Egeli TV’ye konuk olan İntegral Araştırma Koordinatörü Ümit Yaldız Ege illerinin kırmızıya boyanmasında CHP Genel Başkanı Özgür Özel’in büyük rolü olduğunu söyledi. Yaldız ekonomik sıkıntılar nedeniyle CHP’yi çok ağır bir yerel yönetim sınavı beklediğini de vurguladı.

  • | Son Güncelleme:
  • | Egeli Gazete

EGELİ GAZETE- İntegral Araştırma Kuruluşu Koordinatörü Gazeteci Ümit Yaldız Egeli TV’de katıldığı programda önemli açıklamalar yaptı. Yaldız, “İzmir’de CHP’nin Büyükşehir ve 28 ilçe belediyesini kazanmasında Özgür Özel’in emeği çok büyük. 9 tam gün çalıştı. Hamza Dağ’ın rakibi Cemil Tugay’dan çok Özgür Özelmiş gibi bir algı oluşturdu.

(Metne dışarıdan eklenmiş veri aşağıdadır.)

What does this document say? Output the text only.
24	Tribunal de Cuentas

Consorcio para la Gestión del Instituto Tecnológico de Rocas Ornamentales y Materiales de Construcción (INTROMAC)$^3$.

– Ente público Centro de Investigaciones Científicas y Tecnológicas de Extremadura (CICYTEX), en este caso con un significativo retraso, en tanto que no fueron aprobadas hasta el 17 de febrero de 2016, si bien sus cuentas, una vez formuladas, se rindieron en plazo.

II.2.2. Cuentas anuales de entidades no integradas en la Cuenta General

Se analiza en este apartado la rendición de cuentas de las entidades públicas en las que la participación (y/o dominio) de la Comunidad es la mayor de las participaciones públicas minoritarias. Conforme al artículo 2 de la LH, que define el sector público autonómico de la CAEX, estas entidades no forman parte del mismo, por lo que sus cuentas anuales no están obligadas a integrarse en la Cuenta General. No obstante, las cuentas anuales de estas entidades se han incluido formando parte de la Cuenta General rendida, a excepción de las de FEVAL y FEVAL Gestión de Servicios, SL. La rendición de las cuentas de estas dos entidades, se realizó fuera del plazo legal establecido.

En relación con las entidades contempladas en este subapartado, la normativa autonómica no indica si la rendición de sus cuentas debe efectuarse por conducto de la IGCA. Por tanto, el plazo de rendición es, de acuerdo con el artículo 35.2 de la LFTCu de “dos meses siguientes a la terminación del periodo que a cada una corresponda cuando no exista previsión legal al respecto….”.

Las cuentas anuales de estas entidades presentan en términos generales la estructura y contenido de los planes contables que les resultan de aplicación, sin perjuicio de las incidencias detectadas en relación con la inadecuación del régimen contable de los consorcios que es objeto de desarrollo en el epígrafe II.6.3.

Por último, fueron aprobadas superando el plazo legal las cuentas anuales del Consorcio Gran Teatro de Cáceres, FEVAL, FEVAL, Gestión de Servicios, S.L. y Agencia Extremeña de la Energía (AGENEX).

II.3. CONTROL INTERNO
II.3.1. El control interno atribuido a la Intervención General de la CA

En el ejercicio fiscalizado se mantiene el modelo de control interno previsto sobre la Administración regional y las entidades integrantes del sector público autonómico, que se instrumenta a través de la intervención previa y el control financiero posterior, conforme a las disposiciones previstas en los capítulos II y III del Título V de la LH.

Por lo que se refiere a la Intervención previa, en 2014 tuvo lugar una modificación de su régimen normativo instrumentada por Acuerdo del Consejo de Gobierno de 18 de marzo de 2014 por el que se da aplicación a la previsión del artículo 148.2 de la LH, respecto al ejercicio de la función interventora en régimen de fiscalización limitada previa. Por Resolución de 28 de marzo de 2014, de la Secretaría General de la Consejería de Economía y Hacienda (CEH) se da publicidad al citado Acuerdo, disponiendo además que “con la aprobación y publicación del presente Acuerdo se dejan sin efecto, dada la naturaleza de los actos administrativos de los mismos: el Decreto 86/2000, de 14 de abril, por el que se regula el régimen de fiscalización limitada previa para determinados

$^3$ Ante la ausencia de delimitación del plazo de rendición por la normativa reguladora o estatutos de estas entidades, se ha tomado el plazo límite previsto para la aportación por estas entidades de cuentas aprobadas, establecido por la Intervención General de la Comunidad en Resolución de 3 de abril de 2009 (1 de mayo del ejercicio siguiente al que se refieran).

Manisa’da da Ege Bölgesi’nde de çok çalıştı. Tüm Batı bölgelerinin kırmızıya boyanmasında Özgür Özel’in büyük rolü var. İzmir’deki seçmenin endişe katsayısını yükseltti. İzmir’de rejimsel endişe katsayısı var. Yaşama müdahale ediliyor. Özgürlükler elden gidebilir korkusu var. Hamza Dağ gelirse TÜGVA, TÜRGEV, Okçuluk Vakfı gelir gibi konuşmaları kentin her bir noktasında yaptı, televizyonlarda dile getirdi. Batı seçmenindeki endişe düzeyini yükseltti” dedi.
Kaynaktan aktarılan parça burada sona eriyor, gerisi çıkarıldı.